Wednesday, 1 May 2024

Vice Media reveals more layoffs as coronavirus slams digital operations

Vice Media said Friday it is slashing more jobs as the coronavirus continues to slam ad revenue at its web operations.

The gonzo news gatherer is facing “business challenges,” Chief Executive Nancy Dubuc said in a Friday memo, confirming that the Brooklyn-based company is eliminating 55 positions in the US and 100 jobs internationally, primarily in the struggling digital division.

“Currently, our digital organization accounts for around 50 percent of our headcount costs, but only brings in about 21 percent of our revenue,” the memo said. “Looking at our business holistically, this imbalance needed to be addressed for the long-term health of our company.”

Dubuc said the US-based cuts will take place Friday and the international layoffs will hit in the coming weeks.
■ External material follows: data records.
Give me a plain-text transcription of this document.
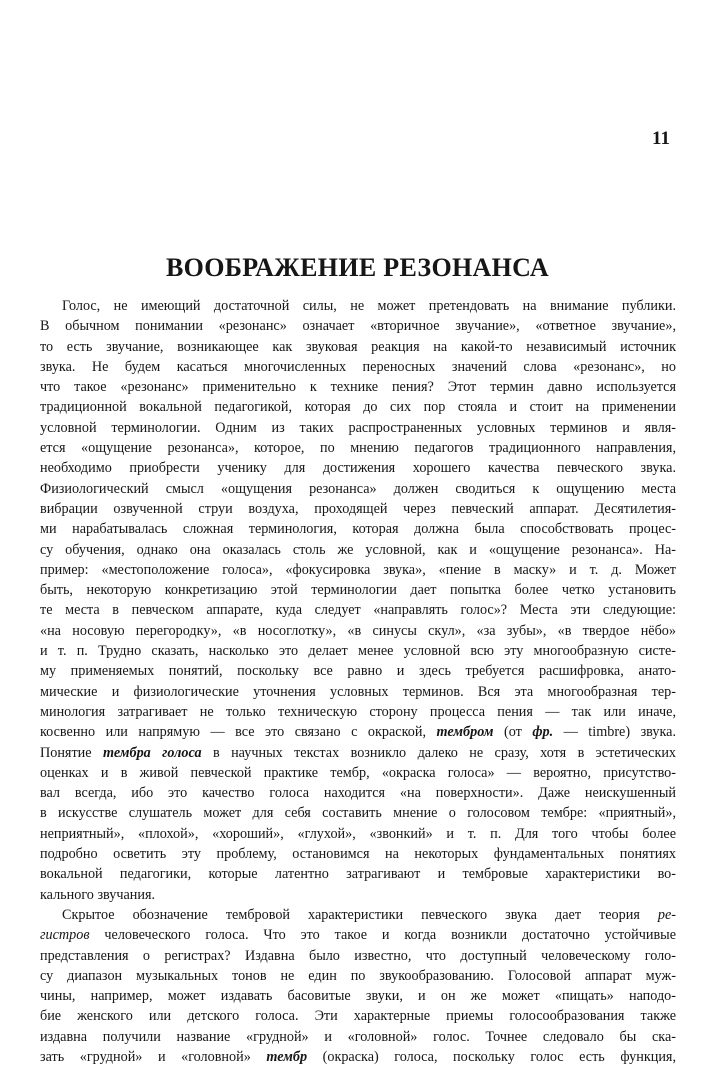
11
ВООБРАЖЕНИЕ РЕЗОНАНСА
Голос, не имеющий достаточной силы, не может претендовать на внимание публики.
В обычном понимании «резонанс» означает «вторичное звучание», «ответное звучание»,
то есть звучание, возникающее как звуковая реакция на какой-то независимый источник
звука. Не будем касаться многочисленных переносных значений слова «резонанс», но
что такое «резонанс» применительно к технике пения? Этот термин давно используется
традиционной вокальной педагогикой, которая до сих пор стояла и стоит на применении
условной терминологии. Одним из таких распространенных условных терминов и явля-
ется «ощущение резонанса», которое, по мнению педагогов традиционного направления,
необходимо приобрести ученику для достижения хорошего качества певческого звука.
Физиологический смысл «ощущения резонанса» должен сводиться к ощущению места
вибрации озвученной струи воздуха, проходящей через певческий аппарат. Десятилетия-
ми нарабатывалась сложная терминология, которая должна была способствовать процес-
су обучения, однако она оказалась столь же условной, как и «ощущение резонанса». На-
пример: «местоположение голоса», «фокусировка звука», «пение в маску» и т. д. Может
быть, некоторую конкретизацию этой терминологии дает попытка более четко установить
те места в певческом аппарате, куда следует «направлять голос»? Места эти следующие:
«на носовую перегородку», «в носоглотку», «в синусы скул», «за зубы», «в твердое нёбо»
и т. п. Трудно сказать, насколько это делает менее условной всю эту многообразную систе-
му применяемых понятий, поскольку все равно и здесь требуется расшифровка, анато-
мические и физиологические уточнения условных терминов. Вся эта многообразная тер-
минология затрагивает не только техническую сторону процесса пения — так или иначе,
косвенно или напрямую — все это связано с окраской, тембром (от фр. — timbre) звука.
Понятие тембра голоса в научных текстах возникло далеко не сразу, хотя в эстетических
оценках и в живой певческой практике тембр, «окраска голоса» — вероятно, присутство-
вал всегда, ибо это качество голоса находится «на поверхности». Даже неискушенный
в искусстве слушатель может для себя составить мнение о голосовом тембре: «приятный»,
неприятный», «плохой», «хороший», «глухой», «звонкий» и т. п. Для того чтобы более
подробно осветить эту проблему, остановимся на некоторых фундаментальных понятиях
вокальной педагогики, которые латентно затрагивают и тембровые характеристики во-
кального звучания.
Скрытое обозначение тембровой характеристики певческого звука дает теория ре-
гистров человеческого голоса. Что это такое и когда возникли достаточно устойчивые
представления о регистрах? Издавна было известно, что доступный человеческому голо-
су диапазон музыкальных тонов не един по звукообразованию. Голосовой аппарат муж-
чины, например, может издавать басовитые звуки, и он же может «пищать» наподо-
бие женского или детского голоса. Эти характерные приемы голосообразования также
издавна получили название «грудной» и «головной» голос. Точнее следовало бы ска-
зать «грудной» и «головной» тембр (окраска) голоса, поскольку голос есть функция,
Aside from the digital division not pulling its weight, Dubuc cited broader challenges that the publishing industry is facing amid the coronavirus crisis.

“Publishing right now is difficult across the whole industry — plain and simple  —  and the pandemic has intensified the tensions we all know exist between publishing and advertising,” she wrote.

While Vice has built its digital business quickly, it isn’t seeing a strong return on investment, as platforms like Facebook and Google are taking the lion’s share of advertising revenue and have formed a monopoly of sorts in digital media, according to Dubuc.

“I worry about the day that I fear is fast approaching, when I wake up and everything I see, touch and know is because a few machines filtered my view by ‘optimizing’ the world around me for the sake of more growth and more revenue,” Dubuc said.

She called for the media industry to “stand together” in the face of “monopolies,” while offering her own newly laid off employees severance pay, their work-issued laptops and job search guidance.

Such cuts have been part of a larger reorganization under Dubuc, who joined the firm in March 2018. In February 2019, the company cut 10 percent of its staff, or about 250 people.